I want them to have the knowledge to push back and challenge stigma, hate and rejection.

Racism has been a constant factor. As a Black gay man, I experienced racism from society and also from within the LGBT+ community. When I would access HIV services, I was very often one of the only Black faces that I would see when I went into those spaces. It felt very isolating.

Today, whilst HIV has not gone away, the advent of anti-retroviral drugs in the late 1990s changed things enormously.

The fact that my levels of HIV are now undetectable means I cannot transmit the virus, the central plank of the current U=U (undetectable = untransmittable) campaign.

Yet despite these advances, people of colour continue to be disproportionately impacted by HIV globally. The first thing to point out is, we're not doing anything differently from other people. We’re not having more sex and we're not having more unprotected sex. But there are issues such as structural racism and the fact that we in the Black community have limited access to HIV prevention programmes and information about the virus that is targeted to our needs.

When I was younger, I didn't have access to condoms or HIV prevention information that spoke to me as a young Black gay man, and I didn't have the tools and the language to negotiate the safer sex that would have protected me.
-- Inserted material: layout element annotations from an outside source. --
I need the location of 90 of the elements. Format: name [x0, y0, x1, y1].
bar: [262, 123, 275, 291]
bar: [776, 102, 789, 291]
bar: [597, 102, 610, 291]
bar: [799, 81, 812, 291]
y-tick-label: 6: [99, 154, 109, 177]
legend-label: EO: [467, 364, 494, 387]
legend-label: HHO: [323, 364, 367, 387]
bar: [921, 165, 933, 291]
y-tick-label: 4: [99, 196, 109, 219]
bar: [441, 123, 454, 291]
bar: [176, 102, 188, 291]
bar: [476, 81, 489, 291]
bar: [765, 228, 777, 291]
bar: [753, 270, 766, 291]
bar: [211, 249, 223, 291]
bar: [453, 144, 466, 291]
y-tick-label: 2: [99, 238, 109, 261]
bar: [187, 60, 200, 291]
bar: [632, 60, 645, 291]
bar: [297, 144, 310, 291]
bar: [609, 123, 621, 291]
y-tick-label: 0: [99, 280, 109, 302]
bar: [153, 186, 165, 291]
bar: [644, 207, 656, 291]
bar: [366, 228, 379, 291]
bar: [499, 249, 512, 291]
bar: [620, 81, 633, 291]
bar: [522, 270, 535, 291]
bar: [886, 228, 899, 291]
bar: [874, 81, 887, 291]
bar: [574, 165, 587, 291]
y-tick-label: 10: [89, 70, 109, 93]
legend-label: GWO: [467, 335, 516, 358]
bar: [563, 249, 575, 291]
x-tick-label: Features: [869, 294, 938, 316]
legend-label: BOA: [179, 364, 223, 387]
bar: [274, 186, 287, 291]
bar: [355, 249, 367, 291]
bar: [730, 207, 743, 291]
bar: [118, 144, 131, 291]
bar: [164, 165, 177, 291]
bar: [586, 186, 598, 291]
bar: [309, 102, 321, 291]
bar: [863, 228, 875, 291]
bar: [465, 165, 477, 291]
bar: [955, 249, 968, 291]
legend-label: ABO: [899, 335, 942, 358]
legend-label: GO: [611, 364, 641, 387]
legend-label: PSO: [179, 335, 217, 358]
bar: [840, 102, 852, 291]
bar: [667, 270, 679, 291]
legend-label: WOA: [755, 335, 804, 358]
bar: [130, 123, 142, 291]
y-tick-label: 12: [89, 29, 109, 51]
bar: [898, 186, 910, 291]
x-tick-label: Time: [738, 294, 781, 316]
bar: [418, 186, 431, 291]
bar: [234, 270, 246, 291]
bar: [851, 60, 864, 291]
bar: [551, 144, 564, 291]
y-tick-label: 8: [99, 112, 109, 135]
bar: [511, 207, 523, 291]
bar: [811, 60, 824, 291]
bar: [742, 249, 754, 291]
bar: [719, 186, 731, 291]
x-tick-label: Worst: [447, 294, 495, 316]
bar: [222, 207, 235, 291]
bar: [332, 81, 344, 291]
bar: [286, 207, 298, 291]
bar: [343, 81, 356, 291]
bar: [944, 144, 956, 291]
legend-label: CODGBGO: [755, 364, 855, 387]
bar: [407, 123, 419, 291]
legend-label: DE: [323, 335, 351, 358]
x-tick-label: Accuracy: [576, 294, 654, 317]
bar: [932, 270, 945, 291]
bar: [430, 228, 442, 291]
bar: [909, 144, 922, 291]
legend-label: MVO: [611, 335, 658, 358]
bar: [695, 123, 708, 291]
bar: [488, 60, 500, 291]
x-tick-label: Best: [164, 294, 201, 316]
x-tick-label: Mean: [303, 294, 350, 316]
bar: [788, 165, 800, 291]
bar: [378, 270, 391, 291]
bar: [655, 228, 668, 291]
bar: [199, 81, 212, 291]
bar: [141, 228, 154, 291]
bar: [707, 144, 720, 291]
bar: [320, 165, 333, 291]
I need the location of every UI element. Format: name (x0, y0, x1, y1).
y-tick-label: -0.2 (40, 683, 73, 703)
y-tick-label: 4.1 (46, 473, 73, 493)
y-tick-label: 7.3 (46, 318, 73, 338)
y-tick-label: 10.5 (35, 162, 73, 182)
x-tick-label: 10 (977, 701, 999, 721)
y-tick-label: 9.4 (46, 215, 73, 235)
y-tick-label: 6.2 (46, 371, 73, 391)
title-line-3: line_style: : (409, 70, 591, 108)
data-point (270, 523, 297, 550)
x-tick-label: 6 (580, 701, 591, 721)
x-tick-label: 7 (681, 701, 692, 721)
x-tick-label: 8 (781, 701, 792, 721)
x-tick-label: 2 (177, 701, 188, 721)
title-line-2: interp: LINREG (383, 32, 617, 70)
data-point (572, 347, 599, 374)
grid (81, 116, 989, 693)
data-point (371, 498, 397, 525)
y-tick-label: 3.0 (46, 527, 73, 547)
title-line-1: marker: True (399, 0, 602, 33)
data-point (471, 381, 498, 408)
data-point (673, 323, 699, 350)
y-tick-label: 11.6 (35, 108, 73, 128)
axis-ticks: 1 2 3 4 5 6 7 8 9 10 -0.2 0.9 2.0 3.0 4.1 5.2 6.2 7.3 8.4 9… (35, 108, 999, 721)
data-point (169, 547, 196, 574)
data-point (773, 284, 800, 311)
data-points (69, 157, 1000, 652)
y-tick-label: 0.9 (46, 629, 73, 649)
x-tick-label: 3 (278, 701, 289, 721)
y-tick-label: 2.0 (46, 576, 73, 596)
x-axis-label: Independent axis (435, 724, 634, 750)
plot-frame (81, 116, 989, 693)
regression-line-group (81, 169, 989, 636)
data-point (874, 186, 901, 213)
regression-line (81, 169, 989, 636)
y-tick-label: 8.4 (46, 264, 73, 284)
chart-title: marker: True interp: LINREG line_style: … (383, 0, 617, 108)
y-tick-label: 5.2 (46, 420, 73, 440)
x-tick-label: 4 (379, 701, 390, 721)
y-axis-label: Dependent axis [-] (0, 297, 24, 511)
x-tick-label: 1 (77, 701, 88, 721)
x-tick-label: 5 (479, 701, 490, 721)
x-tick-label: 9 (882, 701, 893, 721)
Fast forward 30 or so years, and young Black gay men in particular are still experiencing the same issues that I did. If we look at the drop in the rates of HIV diagnoses in London in the past few years, they've been incredible, but they haven't impacted in the same way on gay men who aren’t white, born in Britain and have English as a first language.

If we look at the uptake of the daily anti-HIV transmission pill, PrEP, in this country, it's been overwhelmingly white gay men who have taken it up.

How do we change this? We change it through education, and we change it through HIV prevention programmes being established that are culturally appropriate and meet the needs of people of colour.

COVID has shone a spotlight on the health inequalities faced by Black and Brown communities in this country. We need to start looking at the healthcare systems and ask why non-white people have poorer health outcomes and access.

We know that if the HIV epidemic had affected young white straight people in the 1980s, this government would have acted immediately. Today, we see how COVID is disproportionately affecting Black and Brown communities.

The government needs to act and show that it cares about Black and Brown lives.